Public domain image/National Atlas of the United States
Public domain image/National Atlas of the United States

It was also the second consecutive record year for reported Valley Fever cases.

Consistent with previous years, the highest coccidioidomycosis incidence in 2017 were reported in counties in the Central Valley and central coast regions, including Kern, Kings, San Luis Obispo, Fresno, Tulare, Madera, and Monterey counties. Nearly 64% of the 2017 case-patients resided in one of these counties, with 37% residing in Kern County.

“With the continued increase in Valley Fever, people living and working in the Central Valley and central coasts regions should take steps to avoid breathing in dusty air,” said CDPH Director and State Public Health Officer Dr. Karen Smith. “If individuals develop flu-like symptoms, such as cough, fever, or difficulty breathing, lasting two weeks or more, they should ask their health care provider about Valley Fever.”
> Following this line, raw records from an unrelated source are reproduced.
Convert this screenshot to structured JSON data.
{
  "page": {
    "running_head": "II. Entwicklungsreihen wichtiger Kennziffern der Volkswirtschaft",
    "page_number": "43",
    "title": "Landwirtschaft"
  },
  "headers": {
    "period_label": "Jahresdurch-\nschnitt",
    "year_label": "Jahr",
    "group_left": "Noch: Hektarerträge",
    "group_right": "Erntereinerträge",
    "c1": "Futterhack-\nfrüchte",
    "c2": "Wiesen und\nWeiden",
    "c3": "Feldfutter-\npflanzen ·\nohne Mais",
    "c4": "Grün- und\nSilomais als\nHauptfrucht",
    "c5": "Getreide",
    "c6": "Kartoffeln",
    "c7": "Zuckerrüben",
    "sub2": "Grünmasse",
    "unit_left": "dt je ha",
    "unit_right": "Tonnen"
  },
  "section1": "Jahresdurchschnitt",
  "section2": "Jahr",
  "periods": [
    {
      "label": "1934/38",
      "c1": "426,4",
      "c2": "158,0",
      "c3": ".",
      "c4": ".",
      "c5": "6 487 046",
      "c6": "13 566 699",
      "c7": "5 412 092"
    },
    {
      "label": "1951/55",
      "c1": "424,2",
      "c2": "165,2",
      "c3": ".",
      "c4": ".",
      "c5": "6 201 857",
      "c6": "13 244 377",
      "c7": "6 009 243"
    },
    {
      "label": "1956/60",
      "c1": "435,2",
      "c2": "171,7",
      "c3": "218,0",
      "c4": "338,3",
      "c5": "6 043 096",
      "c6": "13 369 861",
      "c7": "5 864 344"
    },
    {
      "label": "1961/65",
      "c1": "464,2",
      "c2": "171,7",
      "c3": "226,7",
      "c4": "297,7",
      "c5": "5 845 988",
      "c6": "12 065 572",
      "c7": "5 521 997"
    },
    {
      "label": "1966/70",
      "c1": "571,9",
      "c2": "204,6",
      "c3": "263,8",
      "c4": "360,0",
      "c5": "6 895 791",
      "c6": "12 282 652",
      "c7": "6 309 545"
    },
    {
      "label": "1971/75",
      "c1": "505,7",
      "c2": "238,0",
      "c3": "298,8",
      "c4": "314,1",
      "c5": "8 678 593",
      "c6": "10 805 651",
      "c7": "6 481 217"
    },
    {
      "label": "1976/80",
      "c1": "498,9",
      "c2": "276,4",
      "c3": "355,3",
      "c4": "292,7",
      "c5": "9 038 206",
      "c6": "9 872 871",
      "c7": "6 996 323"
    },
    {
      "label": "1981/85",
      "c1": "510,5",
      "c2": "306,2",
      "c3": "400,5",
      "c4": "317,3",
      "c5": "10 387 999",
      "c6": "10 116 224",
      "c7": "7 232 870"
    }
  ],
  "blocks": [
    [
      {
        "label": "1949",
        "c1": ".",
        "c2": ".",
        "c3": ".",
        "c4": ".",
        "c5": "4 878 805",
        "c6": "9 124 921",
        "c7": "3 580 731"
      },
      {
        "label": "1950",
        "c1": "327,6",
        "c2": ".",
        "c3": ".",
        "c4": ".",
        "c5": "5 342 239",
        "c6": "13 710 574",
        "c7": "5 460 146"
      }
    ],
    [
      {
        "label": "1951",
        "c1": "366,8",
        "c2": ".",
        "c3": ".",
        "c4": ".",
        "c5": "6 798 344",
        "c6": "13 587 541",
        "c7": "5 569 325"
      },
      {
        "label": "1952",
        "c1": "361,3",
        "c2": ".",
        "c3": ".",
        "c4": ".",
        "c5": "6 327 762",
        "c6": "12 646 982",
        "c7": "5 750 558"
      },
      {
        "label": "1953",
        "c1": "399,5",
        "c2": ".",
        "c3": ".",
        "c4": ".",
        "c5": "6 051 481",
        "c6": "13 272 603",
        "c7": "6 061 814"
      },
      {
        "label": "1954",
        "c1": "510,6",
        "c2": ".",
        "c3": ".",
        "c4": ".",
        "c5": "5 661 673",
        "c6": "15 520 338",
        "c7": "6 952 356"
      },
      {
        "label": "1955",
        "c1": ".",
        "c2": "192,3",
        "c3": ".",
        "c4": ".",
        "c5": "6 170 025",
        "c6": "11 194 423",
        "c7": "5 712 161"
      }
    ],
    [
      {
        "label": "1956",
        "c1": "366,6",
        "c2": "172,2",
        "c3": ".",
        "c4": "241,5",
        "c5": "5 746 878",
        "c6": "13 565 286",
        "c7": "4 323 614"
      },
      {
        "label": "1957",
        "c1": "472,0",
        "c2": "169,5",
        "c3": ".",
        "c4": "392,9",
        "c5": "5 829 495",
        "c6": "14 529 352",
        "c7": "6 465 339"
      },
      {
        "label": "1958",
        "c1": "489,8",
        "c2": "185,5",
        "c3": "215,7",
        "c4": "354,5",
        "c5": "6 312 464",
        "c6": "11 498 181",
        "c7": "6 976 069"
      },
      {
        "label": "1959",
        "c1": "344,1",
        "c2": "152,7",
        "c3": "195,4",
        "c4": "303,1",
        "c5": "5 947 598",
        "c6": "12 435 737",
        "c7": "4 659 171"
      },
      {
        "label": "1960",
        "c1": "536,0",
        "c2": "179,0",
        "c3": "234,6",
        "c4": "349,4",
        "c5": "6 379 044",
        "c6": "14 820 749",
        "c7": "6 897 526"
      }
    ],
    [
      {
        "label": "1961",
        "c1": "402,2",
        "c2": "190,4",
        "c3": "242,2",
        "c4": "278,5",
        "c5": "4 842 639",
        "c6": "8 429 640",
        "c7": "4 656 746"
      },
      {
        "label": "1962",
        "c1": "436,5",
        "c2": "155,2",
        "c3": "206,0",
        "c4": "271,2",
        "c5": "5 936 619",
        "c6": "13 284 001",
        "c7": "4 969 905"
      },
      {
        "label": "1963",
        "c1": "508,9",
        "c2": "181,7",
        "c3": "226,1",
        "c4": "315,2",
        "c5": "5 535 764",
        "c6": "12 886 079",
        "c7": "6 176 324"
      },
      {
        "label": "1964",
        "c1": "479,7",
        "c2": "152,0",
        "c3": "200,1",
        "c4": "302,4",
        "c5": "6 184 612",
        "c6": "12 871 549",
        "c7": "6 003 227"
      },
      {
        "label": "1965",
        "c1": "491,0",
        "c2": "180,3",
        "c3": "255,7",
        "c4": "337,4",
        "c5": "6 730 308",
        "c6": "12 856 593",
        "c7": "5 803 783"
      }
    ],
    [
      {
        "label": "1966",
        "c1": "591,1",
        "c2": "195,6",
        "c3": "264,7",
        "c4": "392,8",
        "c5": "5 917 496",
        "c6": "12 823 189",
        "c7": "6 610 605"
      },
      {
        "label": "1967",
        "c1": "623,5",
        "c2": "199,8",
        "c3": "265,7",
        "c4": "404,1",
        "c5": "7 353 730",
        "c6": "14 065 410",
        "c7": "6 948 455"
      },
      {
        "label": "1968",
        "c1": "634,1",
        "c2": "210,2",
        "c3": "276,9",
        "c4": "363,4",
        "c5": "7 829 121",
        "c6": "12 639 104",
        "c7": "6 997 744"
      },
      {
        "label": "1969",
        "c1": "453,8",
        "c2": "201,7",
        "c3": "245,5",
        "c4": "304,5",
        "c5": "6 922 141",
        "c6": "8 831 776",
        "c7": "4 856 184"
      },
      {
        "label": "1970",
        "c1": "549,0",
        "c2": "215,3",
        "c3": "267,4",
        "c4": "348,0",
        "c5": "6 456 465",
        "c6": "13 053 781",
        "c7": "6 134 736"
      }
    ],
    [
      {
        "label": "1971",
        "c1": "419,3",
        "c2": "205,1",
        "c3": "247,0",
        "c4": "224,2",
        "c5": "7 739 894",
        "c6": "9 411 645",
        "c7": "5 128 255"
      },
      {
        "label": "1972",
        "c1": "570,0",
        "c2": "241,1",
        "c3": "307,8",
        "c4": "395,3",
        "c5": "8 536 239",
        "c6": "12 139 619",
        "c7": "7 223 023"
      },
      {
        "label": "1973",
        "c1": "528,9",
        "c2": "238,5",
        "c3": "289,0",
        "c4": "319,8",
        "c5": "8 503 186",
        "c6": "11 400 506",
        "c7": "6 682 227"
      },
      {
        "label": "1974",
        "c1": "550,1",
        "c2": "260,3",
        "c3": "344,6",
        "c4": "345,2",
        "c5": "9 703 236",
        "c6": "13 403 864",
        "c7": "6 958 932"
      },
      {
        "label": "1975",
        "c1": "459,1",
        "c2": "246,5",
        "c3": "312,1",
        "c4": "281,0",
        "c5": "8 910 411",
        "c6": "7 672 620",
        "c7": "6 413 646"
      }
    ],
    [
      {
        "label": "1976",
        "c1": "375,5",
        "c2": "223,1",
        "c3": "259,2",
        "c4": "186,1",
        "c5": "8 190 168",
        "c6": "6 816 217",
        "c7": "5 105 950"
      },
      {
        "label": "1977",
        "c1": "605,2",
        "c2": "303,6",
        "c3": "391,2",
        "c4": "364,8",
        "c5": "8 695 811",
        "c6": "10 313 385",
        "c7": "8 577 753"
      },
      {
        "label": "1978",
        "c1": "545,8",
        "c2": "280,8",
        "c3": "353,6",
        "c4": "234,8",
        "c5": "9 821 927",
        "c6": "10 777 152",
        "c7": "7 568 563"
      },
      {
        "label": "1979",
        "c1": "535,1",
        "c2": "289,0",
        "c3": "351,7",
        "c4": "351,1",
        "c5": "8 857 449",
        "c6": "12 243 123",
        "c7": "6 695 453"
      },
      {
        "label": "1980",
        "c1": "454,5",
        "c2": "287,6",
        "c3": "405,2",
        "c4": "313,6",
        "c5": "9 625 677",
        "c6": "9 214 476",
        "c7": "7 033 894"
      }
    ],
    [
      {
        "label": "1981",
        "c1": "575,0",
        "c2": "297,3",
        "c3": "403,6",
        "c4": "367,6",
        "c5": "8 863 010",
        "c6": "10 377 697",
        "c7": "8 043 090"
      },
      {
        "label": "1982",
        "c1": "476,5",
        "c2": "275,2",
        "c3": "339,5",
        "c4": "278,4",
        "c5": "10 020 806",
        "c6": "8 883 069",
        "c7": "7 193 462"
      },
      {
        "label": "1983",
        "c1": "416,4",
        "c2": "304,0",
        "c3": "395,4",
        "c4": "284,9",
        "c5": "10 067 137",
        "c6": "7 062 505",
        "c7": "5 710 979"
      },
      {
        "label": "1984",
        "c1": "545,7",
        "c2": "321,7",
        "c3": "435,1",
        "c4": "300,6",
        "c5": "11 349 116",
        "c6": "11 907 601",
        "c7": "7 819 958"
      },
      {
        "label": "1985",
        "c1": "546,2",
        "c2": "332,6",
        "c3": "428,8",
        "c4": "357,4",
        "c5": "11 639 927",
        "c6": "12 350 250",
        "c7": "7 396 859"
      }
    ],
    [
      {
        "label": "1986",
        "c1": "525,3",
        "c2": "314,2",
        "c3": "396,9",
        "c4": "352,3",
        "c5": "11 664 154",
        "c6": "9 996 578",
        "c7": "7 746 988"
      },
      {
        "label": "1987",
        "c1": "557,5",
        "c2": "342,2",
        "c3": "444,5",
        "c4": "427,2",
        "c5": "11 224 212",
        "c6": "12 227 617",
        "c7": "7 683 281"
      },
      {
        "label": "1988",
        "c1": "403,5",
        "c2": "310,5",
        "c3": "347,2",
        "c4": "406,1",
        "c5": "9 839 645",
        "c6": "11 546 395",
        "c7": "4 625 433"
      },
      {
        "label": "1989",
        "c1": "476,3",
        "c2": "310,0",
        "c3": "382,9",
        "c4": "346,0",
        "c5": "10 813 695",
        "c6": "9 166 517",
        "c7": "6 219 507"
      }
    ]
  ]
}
It is unclear why there has been such a large increase in reported Valley Fever cases in California since 2014. Possible contributing factors include heavy rainfall after years of drought as well as other climatic and environmental factors, increased number of susceptible people in areas where the fungus is present, and increased awareness, testing, and diagnosis by health care providers.

Coccidioides immitis arthroconidia Image/CDC
Coccidioides immitis arthroconidia
Image/CDC

Valley Fever, also known as coccidioidomycosis, or cocci, is caused by breathing in the spores of a fungus that grows in certain types of soil. The fungal spores can be present in dust that gets into the air when it is windy or when soil is disturbed, such as through digging in dirt during construction.

Most infected people will not show signs of illness. Those who do become ill with Valley Fever may have flu-like symptoms that can last for two weeks or more. While most people recover fully, some may develop more severe complications which include pneumonia, or infection of the brain, joints, bone, skin, or other organs. There is currently no vaccine, but antifungal medications are available. Individuals should specifically ask their health care provider about Valley Fever if they think they may be infected.

While anyone can get Valley Fever, those most at-risk for severe disease include people 60 years or older, African-Americans, Filipinos, pregnant women, and people with diabetes or conditions that weaken their immune system. People who live, work, or travel in Valley Fever areas are also at higher risk of getting infected, especially if they work outdoors or participate in activities where soil is disturbed.